Shoe Carnival Inc.’s stock is down in after-hours trading on Wednesday following the release of its mixed second-quarter financial results.

The footwear and accessories retailer saw profits that remained flat at $11.8 million compared with the previous-year period, or earnings of 80 cents per diluted share — two cents ahead of market watchers’ bets. Revenues, on the other hand, were lower than the forecast $269.9 million, dropping a slight 0.07% to $268.2 million year-over-year, while same-store sales increased 1.4%.

As of 5:00 p.m. ET, shares for the company were in the red 2.74% to $25.20.

Despite the middling report, Shoe Carnival’s numbers were in line with its own expectations. The Evansville, Ind.-based company is maintaining the high end of its full-year earnings outlook of $2.83 while raising the lower end from $2.73 to $2.77. (It puts annual revenues in the range of $1.028 billion to $1.033 billion — versus the $1.035 billion to $1.043 billion it reiterated last quarter.)

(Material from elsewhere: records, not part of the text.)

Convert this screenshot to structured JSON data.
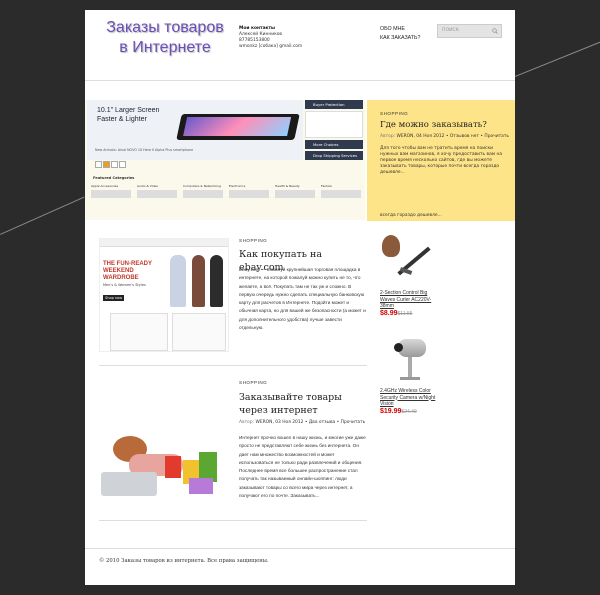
{
  "header": {
    "logo_line1": "Заказы товаров",
    "logo_line2": "в Интернете",
    "contacts_title": "Мои контакты",
    "contacts_name": "Алексей Кинников",
    "contacts_phone": "87785153800",
    "contacts_email": "wmonkz [собака] gmail.com",
    "nav": [
      "ОБО МНЕ",
      "КАК ЗАКАЗАТЬ?"
    ],
    "search_placeholder": "ПОИСК"
  },
  "banner": {
    "promo_line1": "10.1\" Larger Screen",
    "promo_line2": "Faster & Lighter",
    "caption": "New Arrivals: Ainol NOVO 10 Hero II Alpha Plus smartphone",
    "side_items": [
      "Buyer Protection",
      "More Choices",
      "Drop Shipping Services"
    ],
    "featured_title": "Featured Categories",
    "categories": [
      "Apple Accessories",
      "Audio & Video",
      "Computers & Networking",
      "Electronics",
      "Health & Beauty",
      "Fashion"
    ]
  },
  "featured": {
    "category": "SHOPPING",
    "title": "Где можно заказывать?",
    "meta_author_label": "Автор:",
    "meta_author": "WERON",
    "meta_date": "04 Ноя 2012",
    "meta_comments": "Отзывов нет",
    "read_more": "Прочитать",
    "excerpt": "Для того чтобы вам не тратить время на поиски нужных вам магазинов, я хочу предоставить вам на первое время несколько сайтов, где вы можете заказывать товары, которые почти всегда гораздо дешевле...",
    "bar_text": "всегда гораздо дешевле..."
  },
  "posts": [
    {
      "category": "SHOPPING",
      "title": "Как покупать на ebay.com",
      "excerpt": "Ebay.com — пожалуй крупнейшая торговая площадка в интернете, на которой пожалуй можно купить не то, что желаете, а всё. Покупать там не так уж и сложно. В первую очередь нужно сделать специальную банковскую карту для расчетов в Интернете. Подойти может и обычная карта, но для вашей же безопасности (а может и для дополнительного удобства) лучше завести отдельную.",
      "img_banner": "THE FUN-READY WEEKEND WARDROBE",
      "img_sub": "Men's & Women's Styles",
      "img_btn": "Shop now"
    },
    {
      "category": "SHOPPING",
      "title": "Заказывайте товары через интернет",
      "meta_author_label": "Автор:",
      "meta_author": "WERON",
      "meta_date": "03 Ноя 2012",
      "meta_comments": "Два отзыва",
      "read_more": "Прочитать",
      "excerpt": "Интернет прочно вошел в нашу жизнь, и многие уже даже просто не представляют себе жизнь без интернета. Он дает нам множество возможностей и может использоваться не только ради развлечений и общения. Последнее время все большее распространение стал получать так называемый онлайн-шоппинг: люди заказывают товары со всего мира через интернет, а получают его по почте. Заказывать..."
    }
  ],
  "products": [
    {
      "title": "2-Section Control Big Waves Curler AC220V-38mm",
      "price": "$8.99",
      "old_price": "$11.55"
    },
    {
      "title": "2.4GHz Wireless Color Security Camera w/Night Vision",
      "price": "$19.99",
      "old_price": "$24.40"
    }
  ],
  "footer": {
    "copyright": "© 2010 Заказы товаров из интернета. Все права защищены."
  },
  "colors": {
    "yellow": "#fde488",
    "background": "#2b2b2b",
    "logo": "#6a4fb8",
    "price": "#d40000"
  }
}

“Shoe Carnival’s robust assortment of family footwear for back-to-school is resonating with new and existing customers, resulting in an acceleration of our August sales,” said president and CEO Cliff Sifford. “Our team continues to focus on the execution of our strategic initiatives in the second half of fiscal 2019 as we build upon our strong foundation for sustainable long-term growth and shareholder value creation.”

For the year, the company has plans to open one store and shutter six others. The mid-price retailer has been deliberate in its conservative stance on expanding its physical footprint amid a broader brick-and-mortar downsizing across the retail industry.